Uitspraak 200807954/1/V6


Volledige tekst

200807954/1/V6.
Datum uitspraak: 29 juli 2009

AFDELING
BESTUURSRECHTSPRAAK

Uitspraak op het hoger beroep van:

de minister van Sociale Zaken en Werkgelegenheid,
appellant,

tegen de uitspraak van de rechtbank 's-Gravenhage van 15 september 2008 in zaak nr. 07/7707 in het geding tussen:

[wederpartij], gevestigd te [plaats], waarvan de vennoten zijn de besloten vennootschap met beperkte aansprakelijkheid BAM Rail B.V., gevestigd te Breda, [vennoot b], gevestigd te [plaats], en de besloten vennootschap met beperkte aansprakelijkheid BAM Civiel B.V., gevestigd te Gouda,

en

de minister van Sociale Zaken en Werkgelegenheid.

1. Procesverloop

Bij besluit van 18 december 2006 heeft de staatssecretaris van Sociale Zaken en Werkgelegenheid, voor zover thans van belang, aan de [wederpartij] een boete opgelegd van € 16.000,00 wegens het zonder tewerkstellingsvergunning hebben laten verrichten van arbeid door [de vreemdelingen].

Bij besluit van 2 oktober 2007 heeft de minister van Sociale Zaken en Werkgelegenheid (hierna: de minister), voor zover thans van belang, het daartegen door [wederpartij] gemaakte bezwaar ongegrond verklaard. Dit besluit is aangehecht.

Bij uitspraak van 15 september 2008, verzonden op 18 september 2008, heeft de rechtbank 's-Gravenhage (hierna: de rechtbank), voor zover thans van belang, het daartegen door [wederpartij] ingestelde beroep gegrond verklaard, dat besluit vernietigd en bepaald dat de minister een nieuw besluit op het gemaakte bezwaar neemt met inachtneming van hetgeen in de uitspraak is overwogen.

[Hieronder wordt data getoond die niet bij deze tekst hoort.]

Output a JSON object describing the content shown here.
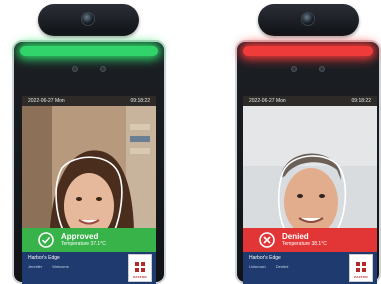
{
  "devices": [
    {
      "id": "approved",
      "led_color": "#31d46b",
      "date": "2022-06-27 Mon",
      "time": "09:18:22",
      "result": {
        "title": "Approved",
        "temperature": "Temperature 37.1°C",
        "color": "#37b34a",
        "icon": "check-circle-icon"
      },
      "company": "Harbor's Edge",
      "info_labels": [
        "Jennifer",
        "Welcome"
      ],
      "logo_text": "PAXTON"
    },
    {
      "id": "denied",
      "led_color": "#f03b3b",
      "date": "2022-06-27 Mon",
      "time": "09:18:22",
      "result": {
        "title": "Denied",
        "temperature": "Temperature 38.1°C",
        "color": "#e23636",
        "icon": "x-circle-icon"
      },
      "company": "Harbor's Edge",
      "info_labels": [
        "Unknown",
        "Denied"
      ],
      "logo_text": "PAXTON"
    }
  ]
}
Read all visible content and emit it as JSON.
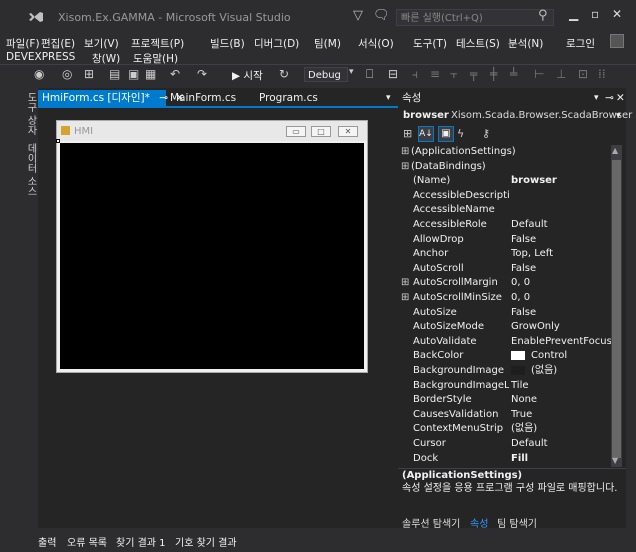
{
  "window": {
    "title": "Xisom.Ex.GAMMA - Microsoft Visual Studio",
    "quick_launch_placeholder": "빠른 실행(Ctrl+Q)",
    "user": "로그인"
  },
  "menu": {
    "row1": [
      "파일(F)",
      "편집(E)",
      "보기(V)",
      "프로젝트(P)",
      "빌드(B)",
      "디버그(D)",
      "팀(M)",
      "서식(O)",
      "도구(T)",
      "테스트(S)",
      "분석(N)"
    ],
    "row2": [
      "DEVEXPRESS",
      "창(W)",
      "도움말(H)"
    ]
  },
  "toolbar": {
    "start_label": "▶ 시작",
    "config": "Debug"
  },
  "left_strip": {
    "toolbox": "도구 상자",
    "datasources": "데이터 소스"
  },
  "tabs": {
    "active": "HmiForm.cs [디자인]*",
    "tab2": "MainForm.cs",
    "tab3": "Program.cs"
  },
  "form": {
    "caption": "HMI"
  },
  "properties": {
    "header": "속성",
    "object_name": "browser",
    "object_type": "Xisom.Scada.Browser.ScadaBrowser",
    "rows": [
      {
        "exp": "⊞",
        "name": "(ApplicationSettings)",
        "value": "",
        "group": true
      },
      {
        "exp": "⊞",
        "name": "(DataBindings)",
        "value": "",
        "group": true
      },
      {
        "exp": "",
        "name": "(Name)",
        "value": "browser",
        "bold": true
      },
      {
        "exp": "",
        "name": "AccessibleDescription",
        "value": ""
      },
      {
        "exp": "",
        "name": "AccessibleName",
        "value": ""
      },
      {
        "exp": "",
        "name": "AccessibleRole",
        "value": "Default"
      },
      {
        "exp": "",
        "name": "AllowDrop",
        "value": "False"
      },
      {
        "exp": "",
        "name": "Anchor",
        "value": "Top, Left"
      },
      {
        "exp": "",
        "name": "AutoScroll",
        "value": "False"
      },
      {
        "exp": "⊞",
        "name": "AutoScrollMargin",
        "value": "0, 0"
      },
      {
        "exp": "⊞",
        "name": "AutoScrollMinSize",
        "value": "0, 0"
      },
      {
        "exp": "",
        "name": "AutoSize",
        "value": "False"
      },
      {
        "exp": "",
        "name": "AutoSizeMode",
        "value": "GrowOnly"
      },
      {
        "exp": "",
        "name": "AutoValidate",
        "value": "EnablePreventFocusCha"
      },
      {
        "exp": "",
        "name": "BackColor",
        "value": "Control",
        "swatch": "#ffffff"
      },
      {
        "exp": "",
        "name": "BackgroundImage",
        "value": "(없음)",
        "swatch": "#1e1e1e"
      },
      {
        "exp": "",
        "name": "BackgroundImageLayo",
        "value": "Tile"
      },
      {
        "exp": "",
        "name": "BorderStyle",
        "value": "None"
      },
      {
        "exp": "",
        "name": "CausesValidation",
        "value": "True"
      },
      {
        "exp": "",
        "name": "ContextMenuStrip",
        "value": "(없음)"
      },
      {
        "exp": "",
        "name": "Cursor",
        "value": "Default"
      },
      {
        "exp": "",
        "name": "Dock",
        "value": "Fill",
        "bold": true
      }
    ],
    "desc_title": "(ApplicationSettings)",
    "desc_text": "속성 설정을 응용 프로그램 구성 파일로 매핑합니다.",
    "bottom_tabs": [
      "솔루션 탐색기",
      "속성",
      "팀 탐색기"
    ]
  },
  "output_tabs": [
    "출력",
    "오류 목록",
    "찾기 결과 1",
    "기호 찾기 결과"
  ],
  "colors": {
    "accent": "#007acc",
    "background": "#2d2d30"
  }
}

Deze uitspraak is aangehecht.

Tegen deze uitspraak heeft de minister bij brief, bij de Raad van State ingekomen op 30 oktober 2008, hoger beroep ingesteld. Deze brief is aangehecht.

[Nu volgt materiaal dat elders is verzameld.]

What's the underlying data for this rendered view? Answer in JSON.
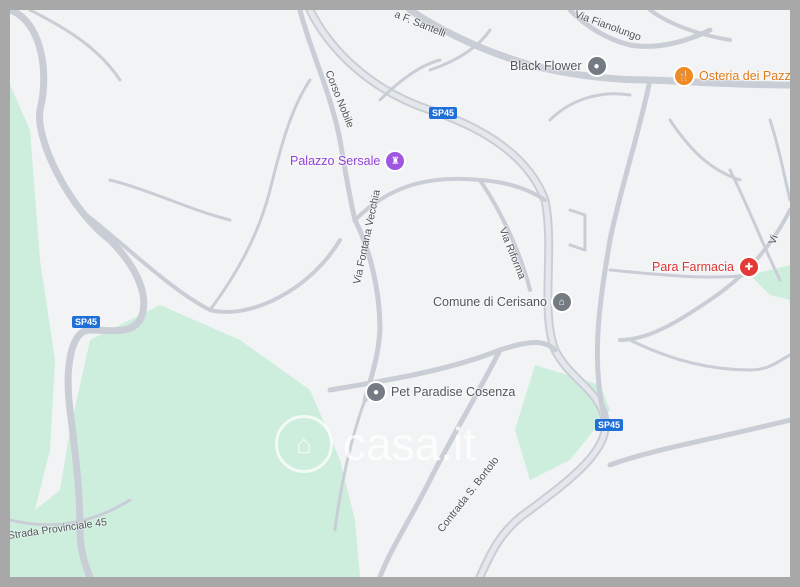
{
  "map": {
    "pois": [
      {
        "name": "Black Flower",
        "icon": "pin-icon",
        "color": "#757b83",
        "label_color": "#50565e"
      },
      {
        "name": "Osteria dei Pazz",
        "icon": "fork-knife-icon",
        "color": "#f08a24",
        "label_color": "#e07a18"
      },
      {
        "name": "Palazzo Sersale",
        "icon": "castle-icon",
        "color": "#9d57e0",
        "label_color": "#9140d8"
      },
      {
        "name": "Comune di Cerisano",
        "icon": "bank-icon",
        "color": "#757b83",
        "label_color": "#50565e"
      },
      {
        "name": "Para Farmacia",
        "icon": "pharmacy-icon",
        "color": "#e53935",
        "label_color": "#d93434"
      },
      {
        "name": "Pet Paradise Cosenza",
        "icon": "pin-icon",
        "color": "#757b83",
        "label_color": "#50565e"
      }
    ],
    "streets": {
      "via_f_santelli": "a F. Santelli",
      "via_fianolungo": "Via Fianolungo",
      "corso_nobile": "Corso Nobile",
      "via_fontana_vecchia": "Via Fontana Vecchia",
      "via_riforma": "Via Riforma",
      "contrada_s_bortolo": "Contrada S. Bortolo",
      "strada_provinciale_45": "Strada Provinciale 45",
      "via_edge": "Vi"
    },
    "shields": [
      "SP45",
      "SP45",
      "SP45"
    ],
    "watermark": "casa.it",
    "colors": {
      "road": "#c9ced6",
      "park": "#cdeedd",
      "background": "#f2f3f5",
      "shield": "#1f6fd8"
    }
  }
}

[wederpartij] heeft een verweerschrift ingediend.

De Afdeling heeft de zaak, gelijktijdig met zaak nr. 200807953/1/V6, ter zitting behandeld op 11 juni 2009, waar de minister, vertegenwoordigd door mr. J.J.A. Huisman, werkzaam bij het Ministerie van Sociale Zaken en Werkgelegenheid, is verschenen.

2. Overwegingen

2.1. Ingevolge artikel 1, eerste lid, aanhef, onderdeel b, onder 1˚, van de Wet arbeid vreemdelingen (hierna: de Wav) wordt onder werkgever verstaan degene die in de uitoefening van een ambt, beroep of bedrijf een ander arbeid laat verrichten.

Ingevolge artikel 2, eerste lid, is het een werkgever verboden een vreemdeling in Nederland arbeid te laten verrichten zonder tewerkstellingsvergunning.

Ingevolge artikel 3, eerste lid, aanhef en onder a, is het verbod, bedoeld in artikel 2, eerste lid, niet van toepassing met betrekking tot een vreemdeling ten aanzien van wie ingevolge bepalingen vastgesteld bij overeenkomst met andere mogendheden dan wel bij een voor Nederland verbindend besluit van een volkenrechtelijke organisatie, een tewerkstellingsvergunning niet mag worden verlangd.

Ingevolge die aanhef en onder c, voor zover thans van belang, is voormeld verbod niet van toepassing met betrekking tot een vreemdeling die behoort tot een bij algemene maatregel van bestuur aangewezen categorie.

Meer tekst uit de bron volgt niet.